4. This sea creature breathes through its butt: Is it a fuzzy sock? An overripe banana? A moldy tube of toothpaste? No! In fact, it’s a humble sea cucumber: a brainless, fleshy form surrounding a digestive tract, and bookended by a mouth and an anus. And while it might look odd, its daily toil paves the way for entire ecosystems to thrive. Cella Wright journeys to the bottom of the ocean to explore the lives of these sausage-shaped wonders.

5. The bug that poops candy: Aphids can reproduce incredibly fast: they can make 20 new generations within a single season. And that means lots of poop. Some aphid populations can produce hundreds of kilograms of poop per acre— making them some of the most prolific poopers on the planet. We know this poop as the sweet, syrupy liquid called honeydew. George Zaidan explores the wonderfully weird life of an aphid.

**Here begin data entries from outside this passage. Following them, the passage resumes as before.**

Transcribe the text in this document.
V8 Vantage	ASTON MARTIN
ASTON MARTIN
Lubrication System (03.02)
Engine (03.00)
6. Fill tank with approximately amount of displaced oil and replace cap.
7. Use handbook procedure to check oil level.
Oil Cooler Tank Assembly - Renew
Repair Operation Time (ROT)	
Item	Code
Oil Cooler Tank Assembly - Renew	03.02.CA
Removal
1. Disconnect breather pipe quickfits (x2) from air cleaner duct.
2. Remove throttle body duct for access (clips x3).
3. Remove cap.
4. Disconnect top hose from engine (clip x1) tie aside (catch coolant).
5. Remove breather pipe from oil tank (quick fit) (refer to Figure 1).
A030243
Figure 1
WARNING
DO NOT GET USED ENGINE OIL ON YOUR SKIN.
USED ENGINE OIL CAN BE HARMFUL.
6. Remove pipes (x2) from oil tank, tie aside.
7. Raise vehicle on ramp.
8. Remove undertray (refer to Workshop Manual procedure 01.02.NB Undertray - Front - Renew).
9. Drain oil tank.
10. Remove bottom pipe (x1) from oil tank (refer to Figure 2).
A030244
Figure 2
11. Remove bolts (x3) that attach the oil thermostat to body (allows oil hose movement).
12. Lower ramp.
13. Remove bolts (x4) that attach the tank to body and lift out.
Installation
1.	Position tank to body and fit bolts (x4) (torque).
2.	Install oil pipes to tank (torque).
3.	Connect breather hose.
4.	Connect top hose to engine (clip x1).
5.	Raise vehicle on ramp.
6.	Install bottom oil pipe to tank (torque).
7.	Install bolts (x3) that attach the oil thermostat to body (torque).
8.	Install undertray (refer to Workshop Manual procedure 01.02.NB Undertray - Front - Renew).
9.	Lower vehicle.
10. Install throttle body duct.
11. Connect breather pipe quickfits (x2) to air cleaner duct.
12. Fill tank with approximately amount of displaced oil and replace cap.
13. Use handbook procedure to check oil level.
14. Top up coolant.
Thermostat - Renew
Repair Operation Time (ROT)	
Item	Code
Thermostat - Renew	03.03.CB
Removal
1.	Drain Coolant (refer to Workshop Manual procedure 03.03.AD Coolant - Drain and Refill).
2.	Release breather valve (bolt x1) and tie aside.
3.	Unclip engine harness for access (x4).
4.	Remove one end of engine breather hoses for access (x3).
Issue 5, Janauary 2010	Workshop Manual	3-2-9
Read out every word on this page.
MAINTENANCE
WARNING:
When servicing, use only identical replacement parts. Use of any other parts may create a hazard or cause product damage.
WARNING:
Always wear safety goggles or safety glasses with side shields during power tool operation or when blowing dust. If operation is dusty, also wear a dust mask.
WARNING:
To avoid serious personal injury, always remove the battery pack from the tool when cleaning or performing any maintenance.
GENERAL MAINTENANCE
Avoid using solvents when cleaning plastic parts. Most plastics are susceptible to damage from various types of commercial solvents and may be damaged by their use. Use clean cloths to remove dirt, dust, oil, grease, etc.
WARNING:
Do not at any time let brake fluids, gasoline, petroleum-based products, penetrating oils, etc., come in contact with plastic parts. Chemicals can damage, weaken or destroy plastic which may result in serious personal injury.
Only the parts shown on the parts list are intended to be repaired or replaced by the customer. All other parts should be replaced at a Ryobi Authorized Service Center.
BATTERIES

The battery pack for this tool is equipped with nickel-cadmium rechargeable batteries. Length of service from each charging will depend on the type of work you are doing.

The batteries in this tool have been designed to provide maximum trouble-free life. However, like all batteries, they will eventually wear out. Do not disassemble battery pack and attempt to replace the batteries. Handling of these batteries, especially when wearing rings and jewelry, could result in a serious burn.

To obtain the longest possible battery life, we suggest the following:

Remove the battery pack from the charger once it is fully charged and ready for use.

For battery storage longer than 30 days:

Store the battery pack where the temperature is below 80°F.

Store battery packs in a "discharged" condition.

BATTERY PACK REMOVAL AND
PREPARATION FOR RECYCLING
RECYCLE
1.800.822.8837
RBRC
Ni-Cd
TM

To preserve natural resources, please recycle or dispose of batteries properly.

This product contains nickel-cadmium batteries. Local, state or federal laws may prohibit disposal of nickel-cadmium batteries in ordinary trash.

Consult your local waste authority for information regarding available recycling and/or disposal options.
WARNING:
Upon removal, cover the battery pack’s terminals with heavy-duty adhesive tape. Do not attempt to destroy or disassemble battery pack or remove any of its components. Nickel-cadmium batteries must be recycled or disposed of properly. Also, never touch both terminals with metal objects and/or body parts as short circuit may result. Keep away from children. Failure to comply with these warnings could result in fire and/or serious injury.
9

6. Make your own secret ink! Chemical reactions occur all around us, but they only occur under particular circumstances. What causes a chemical reaction? What must be present for a chemical reaction to occur? Let’s find out together!

7. How the world’s longest underwater tunnel was built: Flanked by two powerful nations, the English Channel has long been one of the world’s most important maritime passages. Yet for most of its history, crossing was a dangerous prospect. Engineers proposed numerous plans for spanning the gap, including a design for an underwater passage more than twice the length of any existing tunnel. Alex Gendler details the creation of the Channel Tunnel.